5 janvier 2023
Saint-Valérien-de-Milton
L’ancienne usine d’Olymel pourrait être transformée en 84 unités locatives
Par: Adaée Beaulieu
Le bâtiment principal de l’ancienne usine Olymel à Saint-Valérien-de-Milton est à vendre depuis près d’un an et pourrait être démoli pour construire 84 unités locatives. Photo François Larivière | Le Courrier ©

Le bâtiment principal de l’ancienne usine Olymel à Saint-Valérien-de-Milton est à vendre depuis près d’un an et pourrait être démoli pour construire 84 unités locatives. Photo François Larivière | Le Courrier ©

À peine un peu moins d’un an après que les installations d’Olymel à Saint-Valérien-de-Milton ont été vendues à Pliage Maska, LE COURRIER a appris que la bâtisse principale située à l’avant du site avait aussitôt été remise en vente après l’acquisition. Un montant de 1,5 M$ est demandé et le but est de vendre le plan d’un projet de construction de 84 unités locatives.

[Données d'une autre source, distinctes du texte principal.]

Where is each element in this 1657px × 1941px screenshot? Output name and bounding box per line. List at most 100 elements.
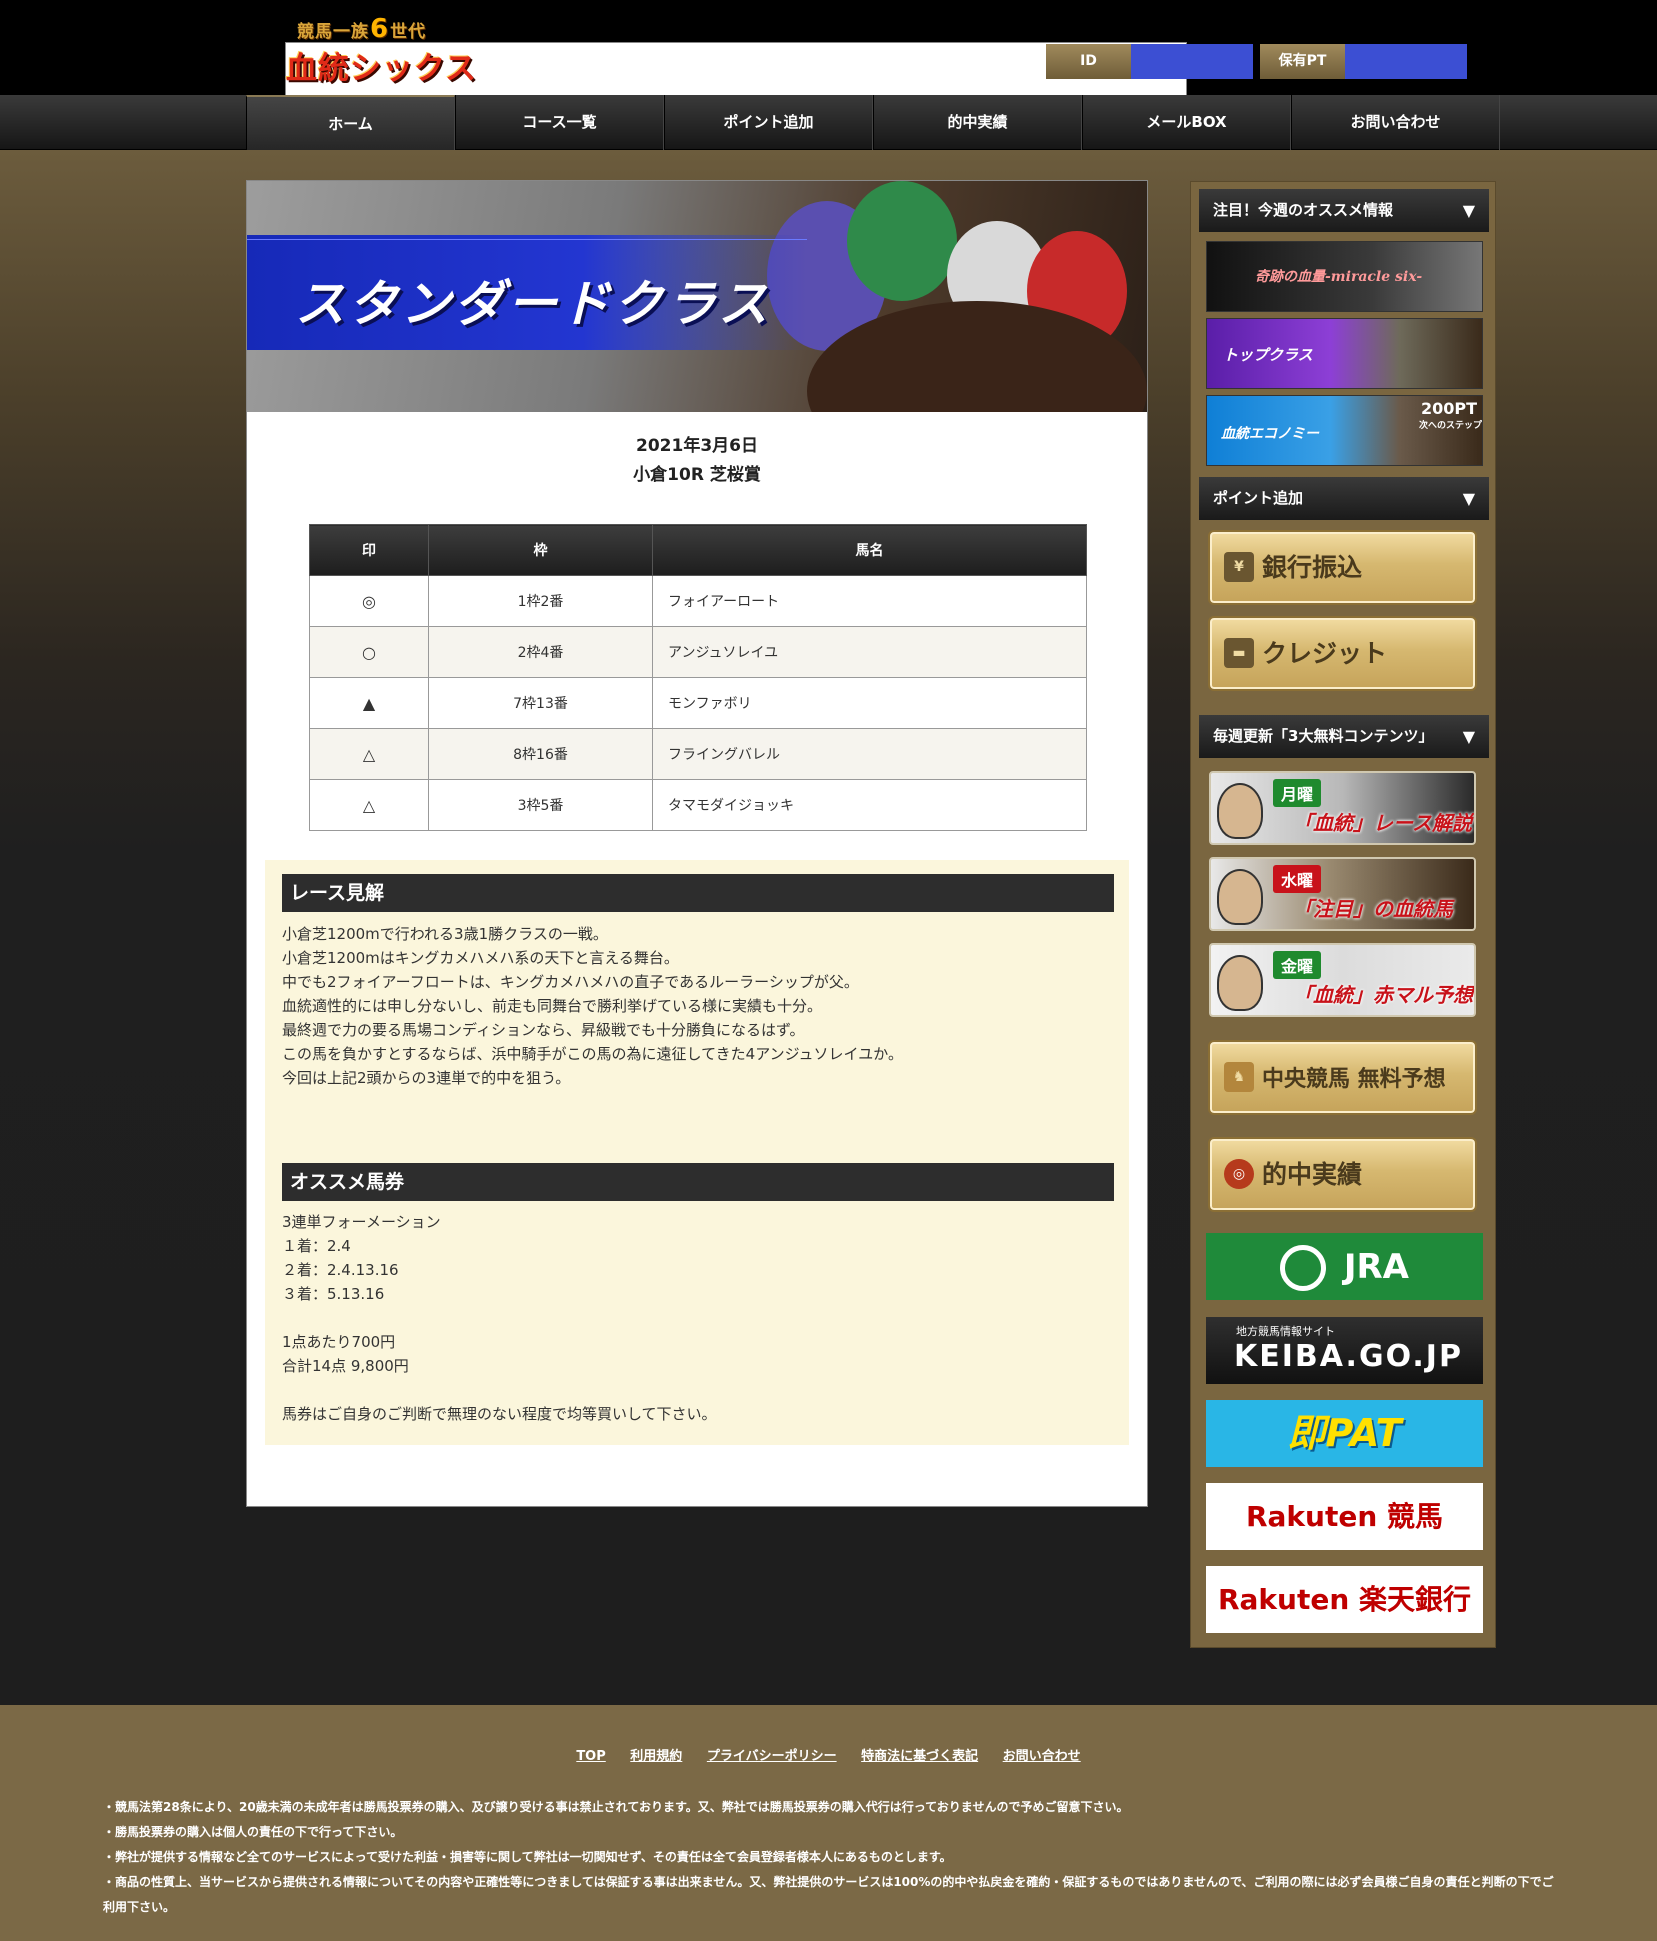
footer-link-privacy[interactable]: プライバシーポリシー — [707, 1749, 837, 1764]
analysis-heading: レース見解 — [282, 874, 1114, 912]
analysis-line: 中でも2フォイアーフロートは、キングカメハメハの直子であるルーラーシップが父。 — [282, 973, 859, 991]
nav-mailbox[interactable]: メールBOX — [1082, 95, 1291, 150]
free-title: 「血統」赤マル予想 — [1293, 983, 1473, 1007]
nav-courses[interactable]: コース一覧 — [455, 95, 664, 150]
recommend-heading[interactable]: 注目！今週のオススメ情報 ▼ — [1199, 189, 1489, 232]
credit-button[interactable]: ▬ クレジット — [1208, 616, 1477, 691]
points-heading[interactable]: ポイント追加 ▼ — [1199, 477, 1489, 520]
col-frame: 枠 — [428, 524, 653, 576]
pick-frame: 7枠13番 — [428, 677, 653, 729]
col-mark: 印 — [309, 524, 429, 576]
free-friday-banner[interactable]: 金曜 「血統」赤マル予想 — [1209, 943, 1476, 1017]
top-class-banner[interactable]: トップクラス — [1206, 318, 1483, 389]
pick-mark: △ — [309, 728, 429, 780]
economy-sub: 次へのステップ — [1419, 421, 1483, 431]
keiba-label: KEIBA.GO.JP — [1234, 1339, 1463, 1374]
pick-frame: 1枠2番 — [428, 575, 653, 627]
free-content-heading[interactable]: 毎週更新「3大無料コンテンツ」 ▼ — [1199, 715, 1489, 758]
economy-label: 血統エコノミー — [1221, 426, 1319, 442]
chevron-down-icon: ▼ — [1462, 201, 1475, 220]
free-wednesday-banner[interactable]: 水曜 「注目」の血統馬 — [1209, 857, 1476, 931]
tickets-heading: オススメ馬券 — [282, 1163, 1114, 1201]
footer-link-top[interactable]: TOP — [576, 1749, 605, 1764]
sokupat-label: 即PAT — [1287, 1411, 1402, 1455]
horse-icon: ♞ — [1224, 1062, 1254, 1092]
miracle-six-label: 奇跡の血量-miracle six- — [1255, 269, 1423, 285]
ticket-line: 合計14点 9,800円 — [282, 1357, 409, 1375]
analysis-panel: レース見解 小倉芝1200mで行われる3歳1勝クラスの一戦。 小倉芝1200mは… — [265, 860, 1129, 1445]
analysis-line: 最終週で力の要る馬場コンディションなら、昇級戦でも十分勝負になるはず。 — [282, 1021, 805, 1039]
results-label: 的中実績 — [1262, 1160, 1363, 1189]
nav-contact[interactable]: お問い合わせ — [1291, 95, 1500, 150]
footer-links: TOP 利用規約 プライバシーポリシー 特商法に基づく表記 お問い合わせ — [0, 1745, 1657, 1764]
atm-icon: ¥ — [1224, 552, 1254, 582]
logo-six: 6 — [370, 14, 390, 44]
pick-mark: △ — [309, 779, 429, 831]
points-heading-label: ポイント追加 — [1213, 489, 1304, 507]
site-logo[interactable]: 競馬一族6世代 血統シックス — [283, 10, 1187, 1369]
ticket-line — [282, 1378, 717, 1402]
chevron-down-icon: ▼ — [1462, 489, 1475, 508]
rakuten-bank-label: 楽天銀行 — [1359, 1583, 1472, 1616]
credit-card-icon: ▬ — [1224, 638, 1254, 668]
sidebar: 注目！今週のオススメ情報 ▼ 奇跡の血量-miracle six- トップクラス… — [1190, 181, 1496, 1648]
pick-mark: ▲ — [309, 677, 429, 729]
analysis-line: 血統適性的には申し分ないし、前走も同舞台で勝利挙げている様に実績も十分。 — [282, 997, 823, 1015]
pick-mark: ◎ — [309, 575, 429, 627]
footer-link-terms[interactable]: 利用規約 — [630, 1749, 682, 1764]
free-day-badge: 水曜 — [1273, 865, 1322, 893]
pick-horse: タマモダイジョッキ — [652, 779, 1087, 831]
rakuten-keiba-link[interactable]: Rakuten 競馬 — [1206, 1483, 1483, 1550]
rakuten-bank-link[interactable]: Rakuten 楽天銀行 — [1206, 1566, 1483, 1633]
analysis-line: この馬を負かすとするならば、浜中騎手がこの馬の為に遠征してきた4アンジュソレイユ… — [282, 1045, 903, 1063]
ticket-line: １着：2.4 — [282, 1237, 351, 1255]
pick-horse: モンファボリ — [652, 677, 1087, 729]
footer-link-contact[interactable]: お問い合わせ — [1003, 1749, 1081, 1764]
pick-frame: 3枠5番 — [428, 779, 653, 831]
sokupat-link[interactable]: 即PAT — [1206, 1400, 1483, 1467]
results-button[interactable]: ◎ 的中実績 — [1208, 1137, 1477, 1212]
logo-tagline-b: 世代 — [390, 22, 427, 42]
race-name: 小倉10R 芝桜賞 — [633, 465, 761, 485]
free-day-badge: 金曜 — [1273, 951, 1322, 979]
jra-link[interactable]: JRA — [1206, 1233, 1483, 1300]
free-day-badge: 月曜 — [1273, 779, 1322, 807]
ticket-line: 3連単フォーメーション — [282, 1213, 441, 1231]
free-monday-banner[interactable]: 月曜 「血統」レース解説 — [1209, 771, 1476, 845]
footer-notes: ・競馬法第28条により、20歳未満の未成年者は勝馬投票券の購入、及び譲り受ける事… — [103, 1795, 1643, 1920]
nav-home[interactable]: ホーム — [246, 95, 455, 150]
user-id-label: ID — [1046, 44, 1131, 79]
nav-add-points[interactable]: ポイント追加 — [664, 95, 873, 150]
ticket-line: ３着：5.13.16 — [282, 1285, 385, 1303]
bank-transfer-button[interactable]: ¥ 銀行振込 — [1208, 530, 1477, 605]
keiba-go-jp-link[interactable]: 地方競馬情報サイト KEIBA.GO.JP — [1206, 1317, 1483, 1384]
keiba-sub-label: 地方競馬情報サイト — [1236, 1325, 1335, 1338]
top-class-label: トップクラス — [1223, 346, 1313, 364]
footer-link-commerce[interactable]: 特商法に基づく表記 — [861, 1749, 978, 1764]
free-content-heading-label: 毎週更新「3大無料コンテンツ」 — [1213, 727, 1434, 745]
user-id-value — [1131, 44, 1253, 79]
mascot-icon — [1217, 869, 1263, 925]
tickets-text: 3連単フォーメーション １着：2.4 ２着：2.4.13.16 ３着：5.13.… — [282, 1210, 717, 1426]
mascot-icon — [1217, 955, 1263, 1011]
free-title: 「血統」レース解説 — [1293, 811, 1472, 835]
analysis-text: 小倉芝1200mで行われる3歳1勝クラスの一戦。 小倉芝1200mはキングカメハ… — [282, 922, 903, 1090]
miracle-six-banner[interactable]: 奇跡の血量-miracle six- — [1206, 241, 1483, 312]
chevron-down-icon: ▼ — [1462, 727, 1475, 746]
table-row: ○ 2枠4番 アンジュソレイユ — [309, 626, 1087, 678]
jra-logo-icon — [1280, 1244, 1326, 1291]
table-row: △ 3枠5番 タマモダイジョッキ — [309, 779, 1087, 831]
analysis-line: 小倉芝1200mで行われる3歳1勝クラスの一戦。 — [282, 925, 608, 943]
pick-horse: フォイアーロート — [652, 575, 1087, 627]
central-racing-button[interactable]: ♞ 中央競馬 無料予想 — [1208, 1040, 1477, 1115]
bank-transfer-label: 銀行振込 — [1262, 553, 1363, 582]
points-label: 保有PT — [1260, 44, 1345, 79]
footer-note: ・競馬法第28条により、20歳未満の未成年者は勝馬投票券の購入、及び譲り受ける事… — [103, 1800, 1129, 1814]
nav-results[interactable]: 的中実績 — [873, 95, 1082, 150]
free-title: 「注目」の血統馬 — [1293, 897, 1453, 921]
pick-horse: アンジュソレイユ — [652, 626, 1087, 678]
economy-points: 200PT — [1421, 399, 1478, 418]
economy-banner[interactable]: 血統エコノミー 200PT 次へのステップ — [1206, 395, 1483, 466]
footer-note: ・弊社が提供する情報など全てのサービスによって受けた利益・損害等に関して弊社は一… — [103, 1850, 952, 1864]
rakuten-keiba-brand: Rakuten — [1245, 1500, 1378, 1533]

Un des propriétaires actuels, Frédérik Loiselle, explique que c’était plutôt la propriété intellectuelle d’Olymel qui les intéressait, mais que les bâtiments venaient dans l’offre globale. « Ce qui nous intéressait le plus dans cette transaction-là, c’est vraiment les dessins de fabrication qu’eux avaient développés, mais on a fini par tout acheter, la bâtisse et les équipements », avait expliqué son partenaire d’affaires, Dany Malenfant, au COURRIER en mai dernier. D’ailleurs, Pliage Maska agrandira son usine de Saint-Hyacinthe de 10 000 pieds carrés au printemps.

Le bâtiment en vente sert donc actuellement à des fins d’entreposage pour Pliage Maska et une partie est aussi louée à DM INOX. Les deux autres bâtiments situés à l’arrière de l’ancien site d’Olymel sont loués par la caserne de pompiers de la municipalité et par Concept Riben. Cette dernière entreprise a une option d’achat sur tout le lot arrière. Le site couvre deux lots.

Le projet de construction résidentielle, qui impliquerait de détruire la bâtisse actuelle, pourrait voir le jour d’ici deux à cinq ans, car il faudra au moins deux ans pour obtenir les permis, selon M. Loiselle. Actuellement, les propriétaires sont en pourparlers avec la Municipalité et travaillent sur le volet de l’ingénierie avec celle-ci.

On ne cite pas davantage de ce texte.